Don't forget the dymaxion car!

Bucky Fuller - my hero. I bought up a crapload of his limited edition stamps when they were available, but alas, they are lost to a few bad decisions, but the person who has them loves him equally, too.
posted by Unicorn on the cob at 10:08 AM on March 7, 2011


"The dark ages still reign over all humanity, and the depth and persistence of this domination are only now becoming clear.
This Dark Ages prison has no steel bars, chains, or locks. Instead, it is locked by misorientation and built of misinformation. "
posted by ahimsakid at 10:53 AM on March 7, 2011 [1 favorite]


"Wealth is our organized capability to cope effectively with the environment in sustaining our healthy regeneration and decreasing both the physical and metaphysical restrictions of the forward days of our lives."
posted by ahimsakid at 11:00 AM on March 7, 2011


Mr. Fuller may've had crackpot moments, but his ideas on a global energy grid are becoming more valid by the day....

"More than 20 years ago, the World Game model by Dr. R. Buckminster Fuller (inventor of Geodesic Domes, Synergetics, Dymaxion Map) proposed the planet's highest priority to be the interconnection of electric grids to tap abundant, but often remote renewable resources. In Earth in the Balance, Vice President Gore acknowledges Fuller's vision for our world."

Everything starts as a pipedream. Personally, I'd rather have seen the money pissed away on the Iraq/Afganistan fiasce better spent on Bucky's ideas
posted by Redhush at 11:48 AM on March 7, 2011


ZOMES!
posted by mrgrimm at 12:14 PM on March 7, 2011


Like stupidsexyflanders, I too spent a great deal of time in and near his geodesic dome house in Carbondale. (there were a couple domes in town, actually). I also studied under one of his former colleagues and protegés. If Bucky was anything like his colleague (which, by all evidence I've since collected, seems to be the case), then Bucky was a utopian lunatic. Yes, he was an interesting mind and yes he had some interesting ideas and thought outside of the box, but some of his claptrap was just that… claptrap. For example, they had an idea to base our monetary system not on gold or what-have-you, but sea rocks… you know, at the bottom of the sea. And starting on day one of this "system" every man, woman, and child in the world would receive a base amount of "money" based on these sea rocks. Voila, poverty solved. What?!?! I spent way too many hours learning about these ridiculous schemes of Bucky et al.
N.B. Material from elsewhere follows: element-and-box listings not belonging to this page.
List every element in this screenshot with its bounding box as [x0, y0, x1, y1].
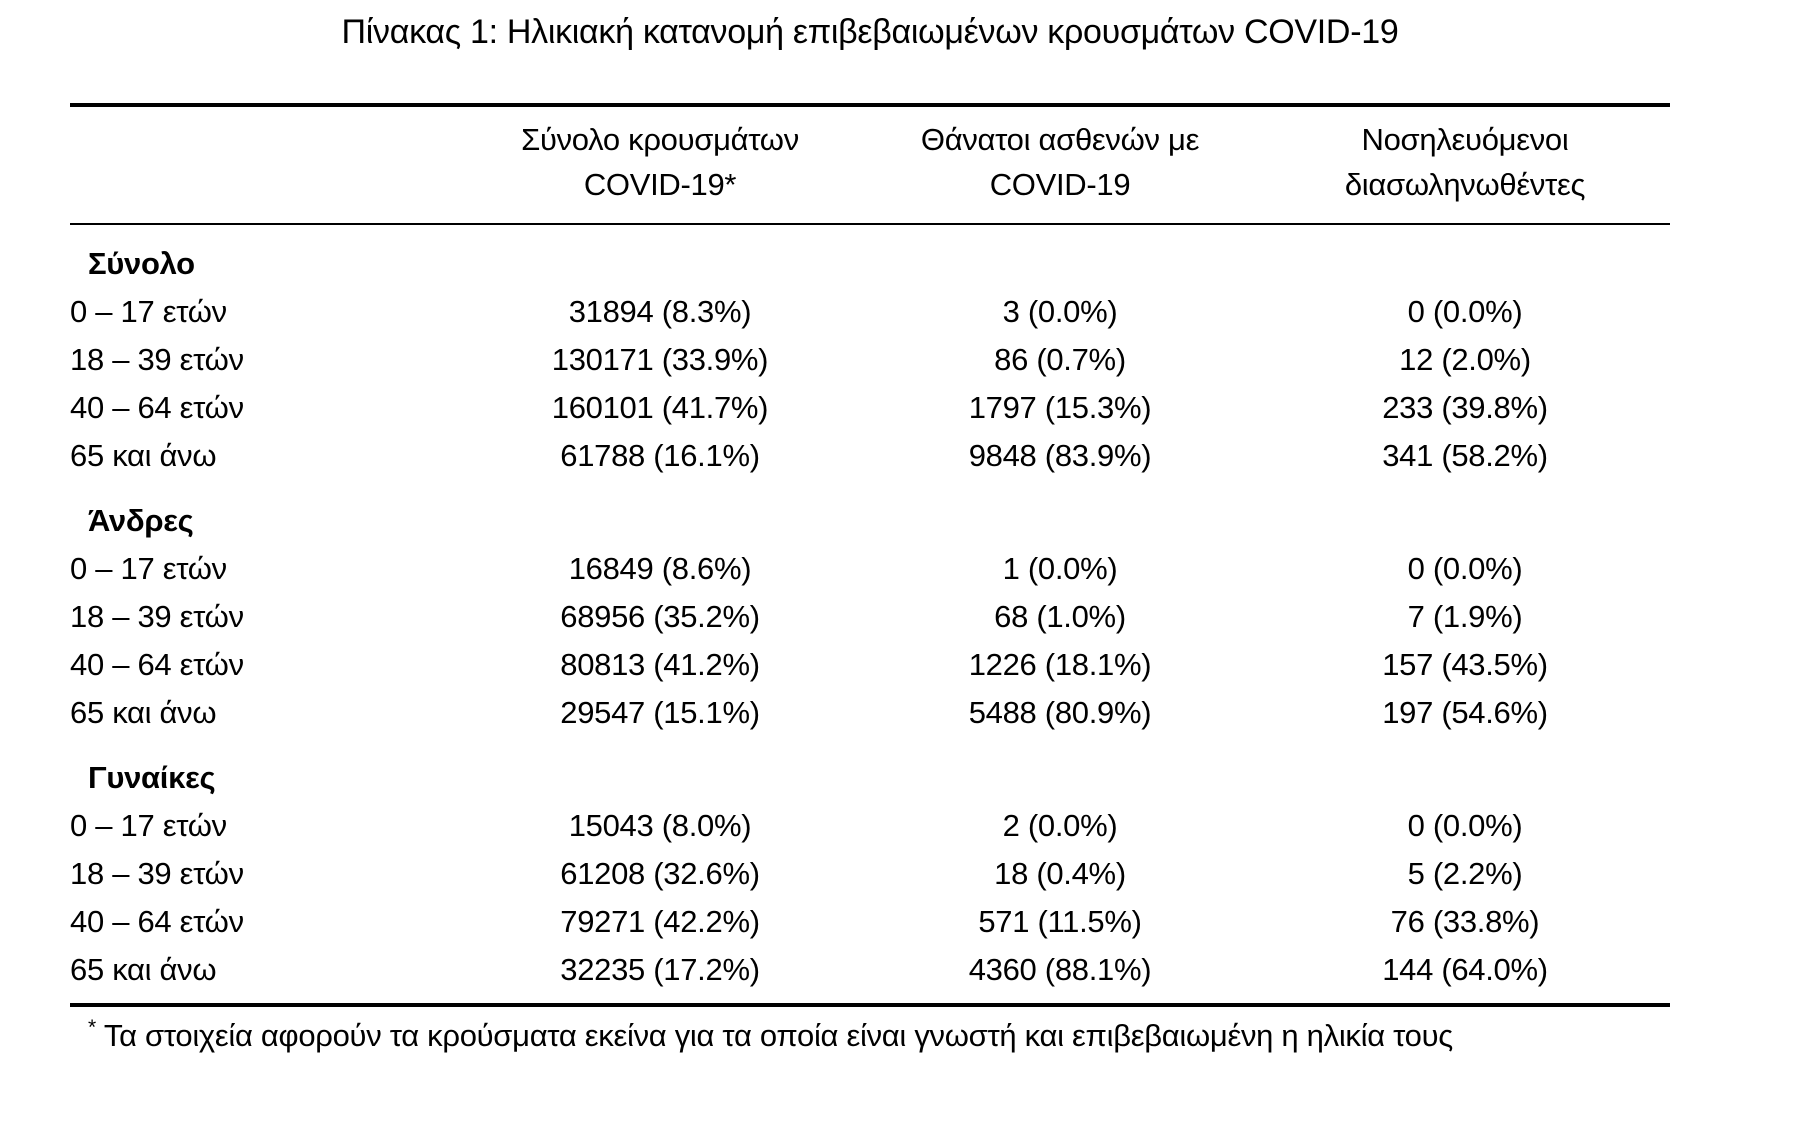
table-row: 18 – 39 ετών 68956 (35.2%) 68 (1.0%) 7 (… [70, 593, 1670, 641]
column-header-cases: Σύνολο κρουσμάτων COVID-19* [460, 105, 860, 225]
intubated-cell: 341 (58.2%) [1382, 438, 1548, 473]
cases-cell: 79271 (42.2%) [560, 904, 760, 939]
table-row: 0 – 17 ετών 15043 (8.0%) 2 (0.0%) 0 (0.0… [70, 802, 1670, 850]
table-row: 0 – 17 ετών 31894 (8.3%) 3 (0.0%) 0 (0.0… [70, 288, 1670, 336]
section-label: Άνδρες [88, 503, 194, 538]
deaths-cell: 3 (0.0%) [1002, 294, 1118, 329]
deaths-cell: 9848 (83.9%) [968, 438, 1152, 473]
section-row-women: Γυναίκες [70, 737, 1670, 802]
deaths-cell: 4360 (88.1%) [968, 952, 1152, 987]
footnote-text: Τα στοιχεία αφορούν τα κρούσματα εκείνα … [103, 1018, 1453, 1053]
age-label-cell: 40 – 64 ετών [70, 390, 244, 425]
table-row: 40 – 64 ετών 160101 (41.7%) 1797 (15.3%)… [70, 384, 1670, 432]
cases-cell: 29547 (15.1%) [560, 695, 760, 730]
intubated-cell: 197 (54.6%) [1382, 695, 1548, 730]
intubated-cell: 0 (0.0%) [1407, 294, 1523, 329]
age-label-cell: 65 και άνω [70, 695, 217, 730]
age-label-cell: 65 και άνω [70, 438, 217, 473]
cases-cell: 32235 (17.2%) [560, 952, 760, 987]
deaths-cell: 571 (11.5%) [978, 904, 1142, 939]
column-header-deaths-line2: COVID-19 [989, 167, 1131, 202]
age-label-cell: 0 – 17 ετών [70, 551, 227, 586]
column-header-intubated-line1: Νοσηλευόμενοι [1361, 122, 1569, 157]
column-header-cases-line1: Σύνολο κρουσμάτων [521, 122, 799, 157]
intubated-cell: 5 (2.2%) [1407, 856, 1523, 891]
cases-cell: 31894 (8.3%) [568, 294, 752, 329]
cases-cell: 130171 (33.9%) [551, 342, 769, 377]
column-header-intubated: Νοσηλευόμενοι διασωληνωθέντες [1260, 105, 1670, 225]
table-row: 40 – 64 ετών 79271 (42.2%) 571 (11.5%) 7… [70, 898, 1670, 946]
deaths-cell: 2 (0.0%) [1002, 808, 1118, 843]
deaths-cell: 18 (0.4%) [994, 856, 1126, 891]
cases-cell: 16849 (8.6%) [568, 551, 752, 586]
table-title: Πίνακας 1: Ηλικιακή κατανομή επιβεβαιωμέ… [341, 13, 1399, 51]
deaths-cell: 1226 (18.1%) [968, 647, 1152, 682]
section-label: Σύνολο [88, 246, 195, 281]
deaths-cell: 1797 (15.3%) [968, 390, 1152, 425]
age-label-cell: 18 – 39 ετών [70, 342, 244, 377]
age-label-cell: 65 και άνω [70, 952, 217, 987]
deaths-cell: 1 (0.0%) [1002, 551, 1118, 586]
table-row: 0 – 17 ετών 16849 (8.6%) 1 (0.0%) 0 (0.0… [70, 545, 1670, 593]
column-header-empty [70, 105, 460, 225]
table-row: 65 και άνω 32235 (17.2%) 4360 (88.1%) 14… [70, 946, 1670, 1005]
section-row-total: Σύνολο [70, 224, 1670, 288]
cases-cell: 160101 (41.7%) [551, 390, 769, 425]
deaths-cell: 86 (0.7%) [994, 342, 1126, 377]
section-label: Γυναίκες [88, 760, 216, 795]
age-label-cell: 0 – 17 ετών [70, 808, 227, 843]
column-header-cases-line2: COVID-19* [583, 167, 737, 202]
column-header-intubated-line2: διασωληνωθέντες [1344, 167, 1586, 202]
age-label-cell: 40 – 64 ετών [70, 647, 244, 682]
cases-cell: 61788 (16.1%) [560, 438, 760, 473]
column-header-deaths-line1: Θάνατοι ασθενών με [920, 122, 1200, 157]
cases-cell: 68956 (35.2%) [560, 599, 760, 634]
table-row: 40 – 64 ετών 80813 (41.2%) 1226 (18.1%) … [70, 641, 1670, 689]
intubated-cell: 157 (43.5%) [1382, 647, 1548, 682]
table-row: 18 – 39 ετών 61208 (32.6%) 18 (0.4%) 5 (… [70, 850, 1670, 898]
footnote-asterisk: * [88, 1016, 96, 1039]
intubated-cell: 7 (1.9%) [1407, 599, 1523, 634]
header-row: Σύνολο κρουσμάτων COVID-19* Θάνατοι ασθε… [70, 105, 1670, 225]
intubated-cell: 0 (0.0%) [1407, 551, 1523, 586]
age-label-cell: 40 – 64 ετών [70, 904, 244, 939]
covid-age-distribution-table: Σύνολο κρουσμάτων COVID-19* Θάνατοι ασθε… [70, 103, 1670, 1007]
intubated-cell: 233 (39.8%) [1382, 390, 1548, 425]
cases-cell: 15043 (8.0%) [568, 808, 752, 843]
footnote: * Τα στοιχεία αφορούν τα κρούσματα εκείνα… [88, 1016, 1688, 1060]
table-row: 65 και άνω 61788 (16.1%) 9848 (83.9%) 34… [70, 432, 1670, 480]
deaths-cell: 5488 (80.9%) [968, 695, 1152, 730]
intubated-cell: 0 (0.0%) [1407, 808, 1523, 843]
intubated-cell: 76 (33.8%) [1390, 904, 1540, 939]
section-row-men: Άνδρες [70, 480, 1670, 545]
age-label-cell: 0 – 17 ετών [70, 294, 227, 329]
intubated-cell: 12 (2.0%) [1399, 342, 1531, 377]
table-row: 65 και άνω 29547 (15.1%) 5488 (80.9%) 19… [70, 689, 1670, 737]
cases-cell: 80813 (41.2%) [560, 647, 760, 682]
column-header-deaths: Θάνατοι ασθενών με COVID-19 [860, 105, 1260, 225]
deaths-cell: 68 (1.0%) [994, 599, 1126, 634]
age-label-cell: 18 – 39 ετών [70, 856, 244, 891]
cases-cell: 61208 (32.6%) [560, 856, 760, 891]
age-label-cell: 18 – 39 ετών [70, 599, 244, 634]
intubated-cell: 144 (64.0%) [1382, 952, 1548, 987]
table-row: 18 – 39 ετών 130171 (33.9%) 86 (0.7%) 12… [70, 336, 1670, 384]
While I was a student at the university, his former department (Department of Community Development) was eventually dismantled completely. Only 20 years too late.
posted by readyfreddy at 2:09 AM on March 8, 2011


There is a piece in "Synergetics" that is the most accurate description of what goes on in my brain/body while I have what doctors call "seizure" and I would rather call "energy events" I was calling them that before I knew Bucky used that term. Was very surprised when I stumbled on the chapter in The Fuller Explanation that described "energy events" and not so surprised that it was done through the prism of his geometry.

For me Bucky was and remains an inspiring individual.